En ese momento (2010) ella tenía 13 años. Desde hacía mucho tiempo un vecino la sometía a todos los abusos que le venían en gana sin que nadie lo evitara. De acuerdo a las denuncias policiales, el agresor se valía de su fuerza y la mayoría de las veces utilizaba armas de fuego para llevar a la pequeña a un descampado y violarla, mientras su madre salía a ganar algo de dinero para llevar comida a casa.
Así, sola y en silencio, con un dolor físico, emocional y psicológico imposible de describir, ella sólo soportó. Calló porque, además, el agresor de 33 años le había dicho que si hablaba la mataría a ella, a su madre y a su hermano pequeño. Recién pudo contar a su mamá lo que le estaba ocurriendo cuando un día se percató de que estaba embarazada. Llegó el momento de las denuncias y del pedido para interrumpir el embarazo. El violador quedó detenido e investigado mientras se realizaban las pericias necesarias.
Pero a medida que la gestación avanzaba, ninguna solución se producía desde lo legal ni tampoco desde el sistema sanitario.

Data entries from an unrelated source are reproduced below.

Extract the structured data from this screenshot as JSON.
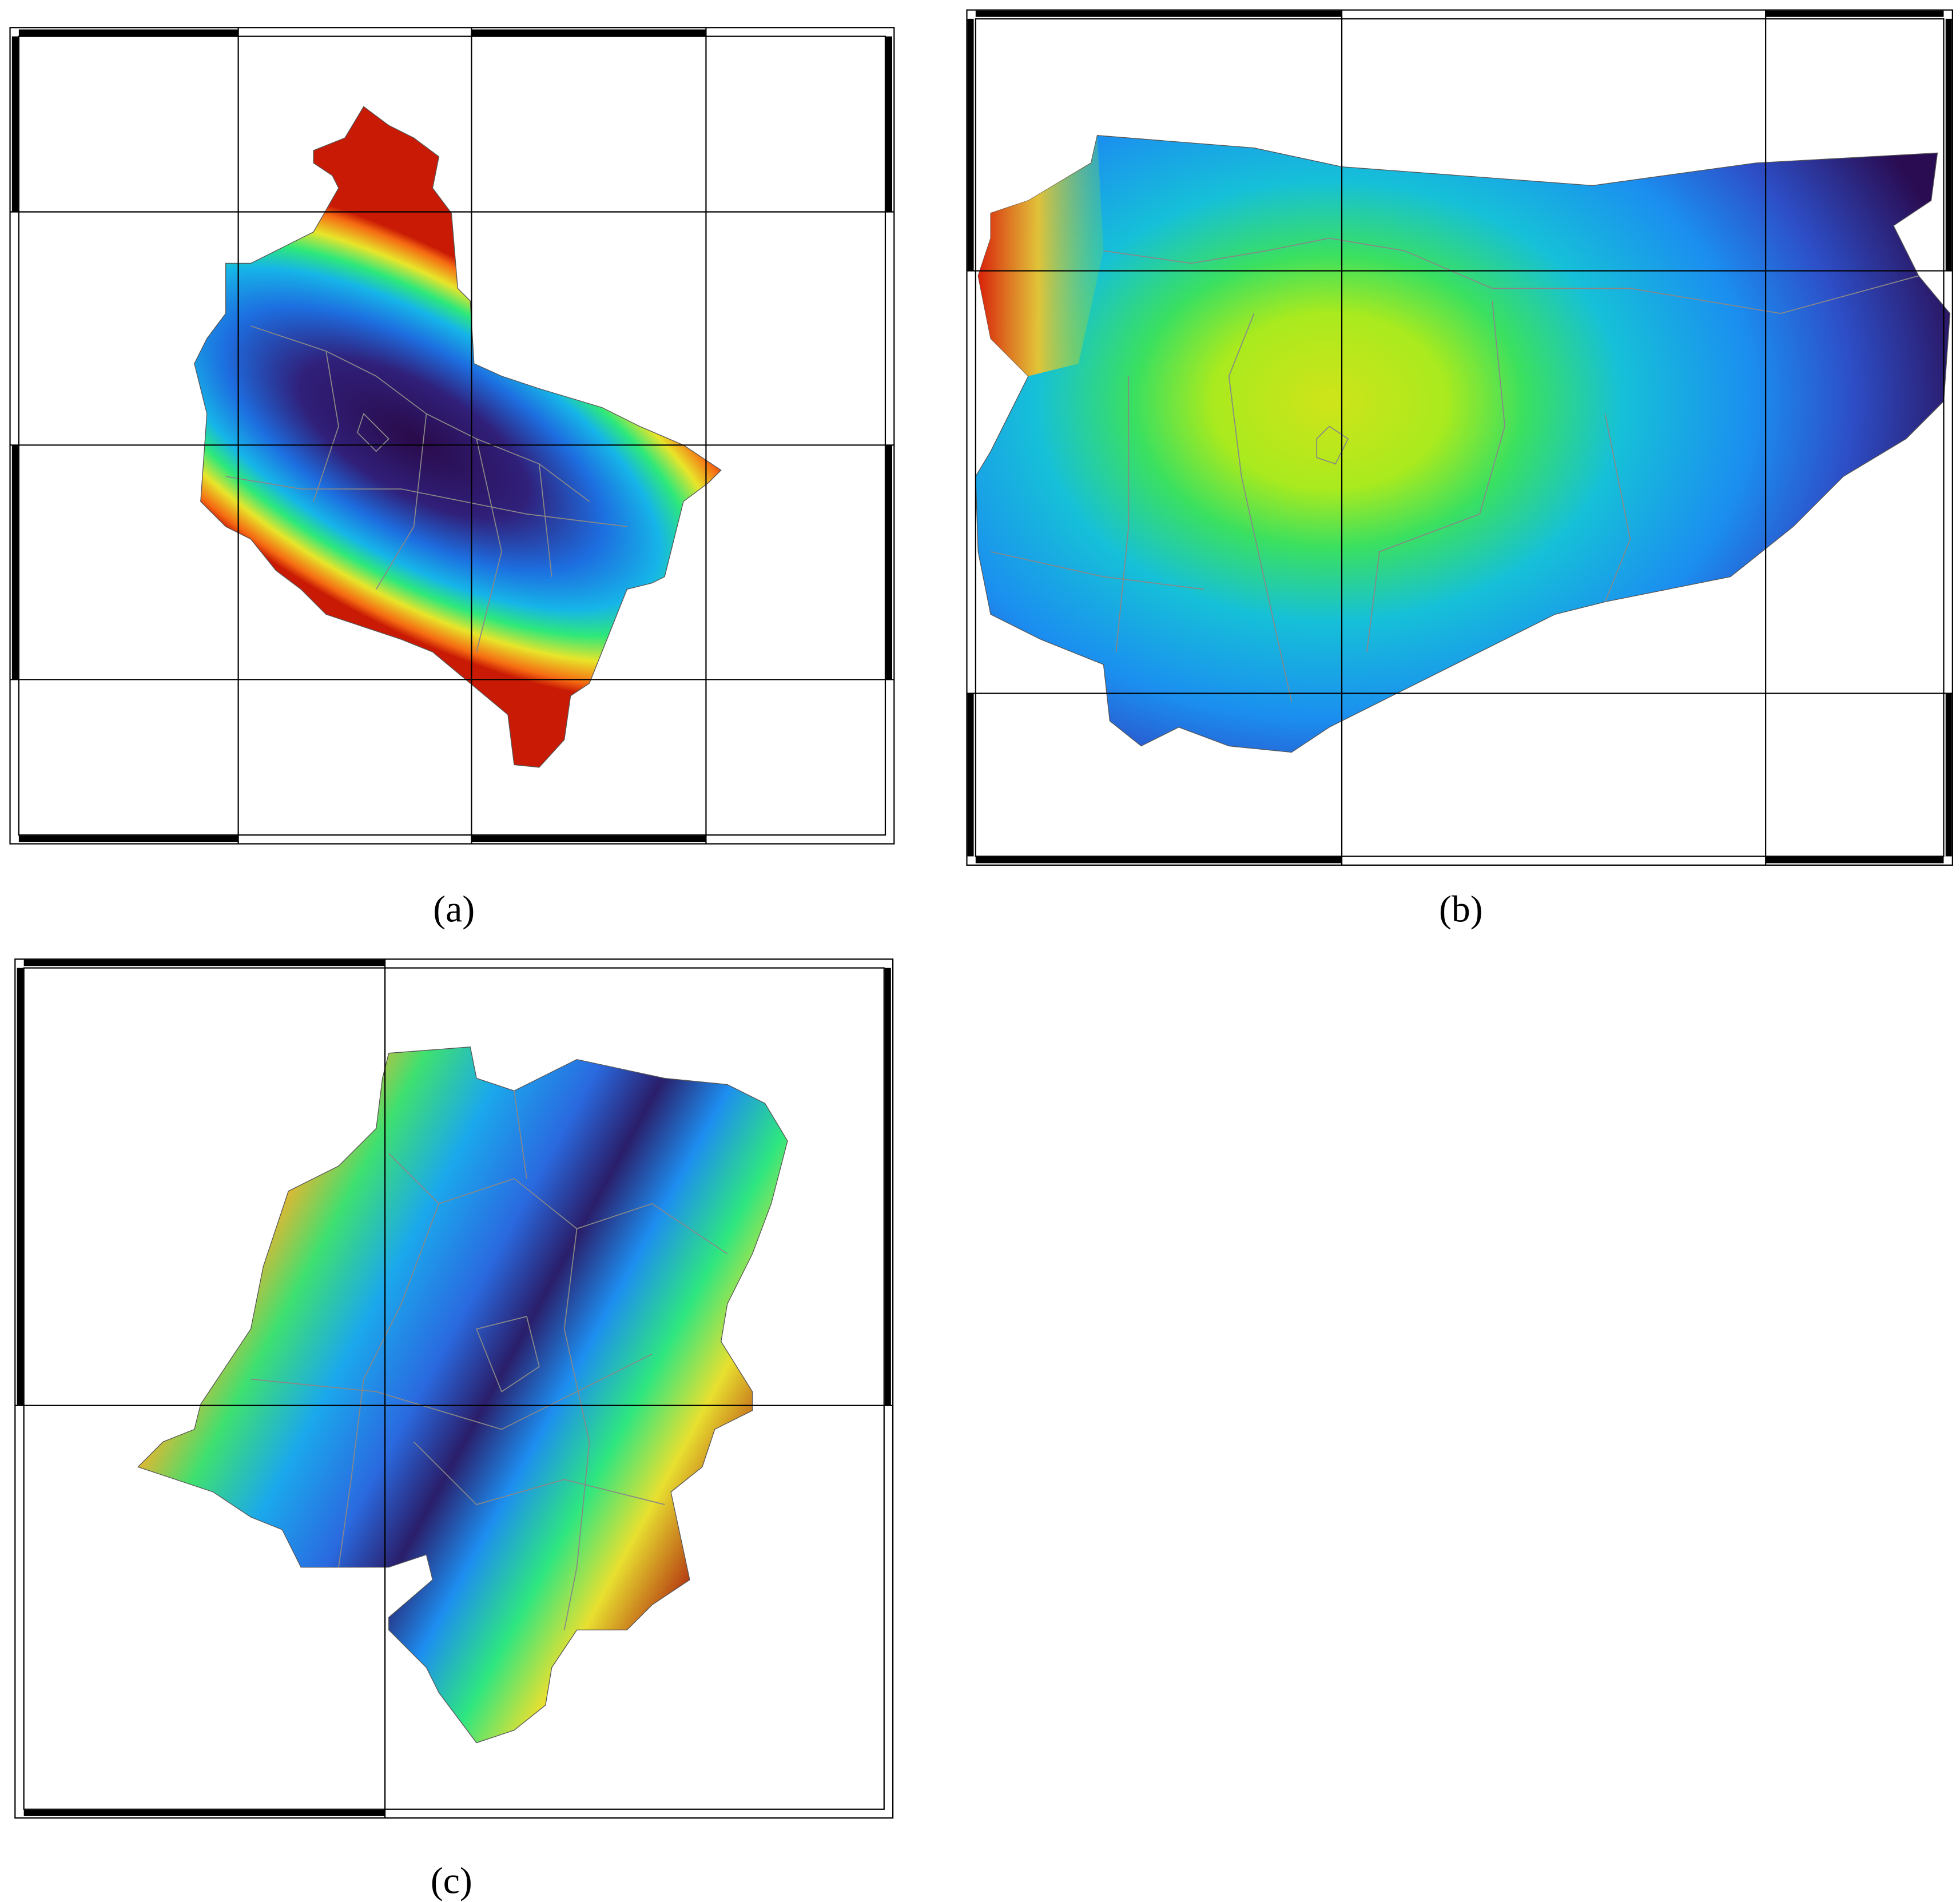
{
  "panels": [
    {
      "label": "(a)"
    },
    {
      "label": "(b)"
    },
    {
      "label": "(c)"
    }
  ]
}
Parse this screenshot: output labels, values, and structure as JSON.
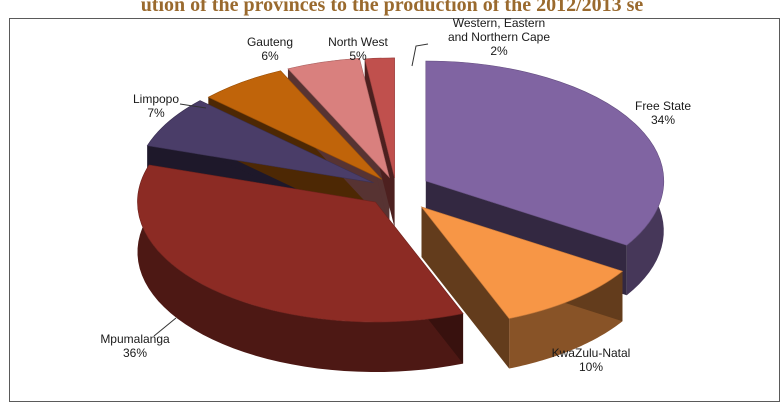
{
  "title": "ution of the provinces to the production of the 2012/2013 se",
  "chart_data": {
    "type": "pie",
    "title": "ution of the provinces to the production of the 2012/2013 se",
    "slices": [
      {
        "name": "Free State",
        "value": 34,
        "label": "34%",
        "color": "#8064a2"
      },
      {
        "name": "KwaZulu-Natal",
        "value": 10,
        "label": "10%",
        "color": "#f79646"
      },
      {
        "name": "Mpumalanga",
        "value": 36,
        "label": "36%",
        "color": "#8c2b24"
      },
      {
        "name": "Limpopo",
        "value": 7,
        "label": "7%",
        "color": "#4a3d68"
      },
      {
        "name": "Gauteng",
        "value": 6,
        "label": "6%",
        "color": "#c0640a"
      },
      {
        "name": "North West",
        "value": 5,
        "label": "5%",
        "color": "#d9807e"
      },
      {
        "name": "Western, Eastern and Northern Cape",
        "value": 2,
        "label": "2%",
        "color": "#c0504d"
      }
    ],
    "exploded": true,
    "style": "3d"
  }
}
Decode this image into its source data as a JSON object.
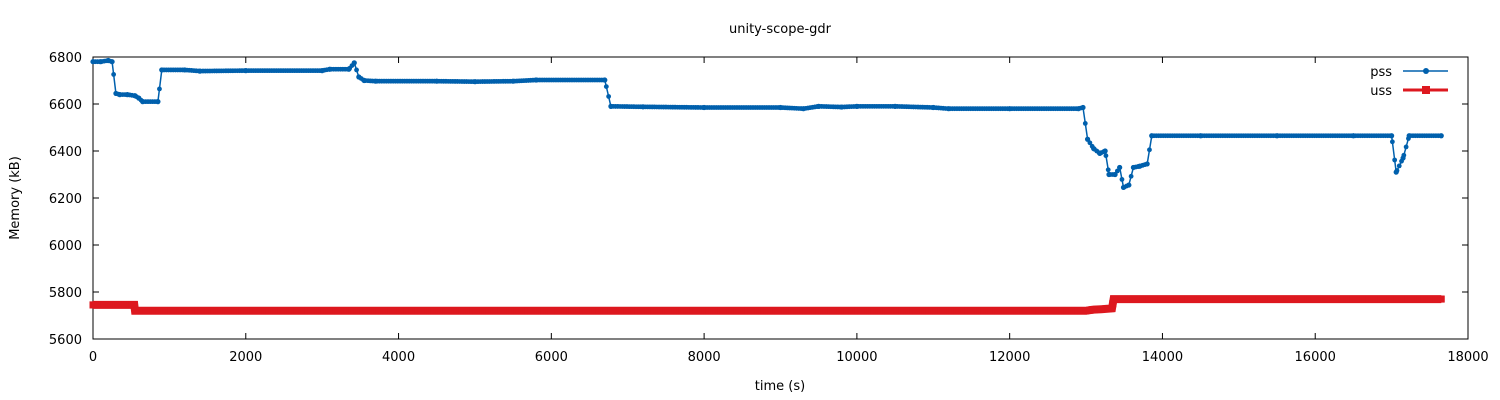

Solas, desprotegidas y casi sin recursos, ellas decidieron traer al mundo al bebé y, para eso, María tuvo que renunciar -entre otras cosas- a continuar la escuela. Según lo que su madre explicó días después, su hija ya había sufrido demasiado y “el camino para intentar el aborto es muy difícil”.
Al recordar este caso, me pregunto cuántos iguales se repiten sin que nadie se entere, sin que nadie actúe a tiempo. Pienso en las niñas y adolescentes que al igual que María se ven entrampadas no sólo en el abuso, sino en la indiferencia de toda una sociedad, en la lentitud del sistema y en los vericuetos de un debate que no encuentra salida.
No puedo dejar de preguntarme dónde están las organizaciones que se autodenominan “pro-vida”; también me planteo dónde estaban los que apoyan el aborto no punible cuando María los necesitaba. Quizá, si unos y otros hubieran estado en esa desprotegida barriada, colaborando para evitar que un hecho semejante se produjera, ¿alguien hubiera alertado a tiempo? ¿Se hubiesen evitado las violaciones?
Son interrogantes que espero algún día podamos resolver. Porque creo que sólo en la medida en que todos intentemos (al menos por unos segundos) ponernos en el lugar de quienes pasan por una situación semejante, quizá logremos activar mecanismos más ágiles e integrales. Y porque sólo si nos sinceramos como sociedad será posible dejar de opinar desde la lejanía para poder mirar de frente a todas las Marías.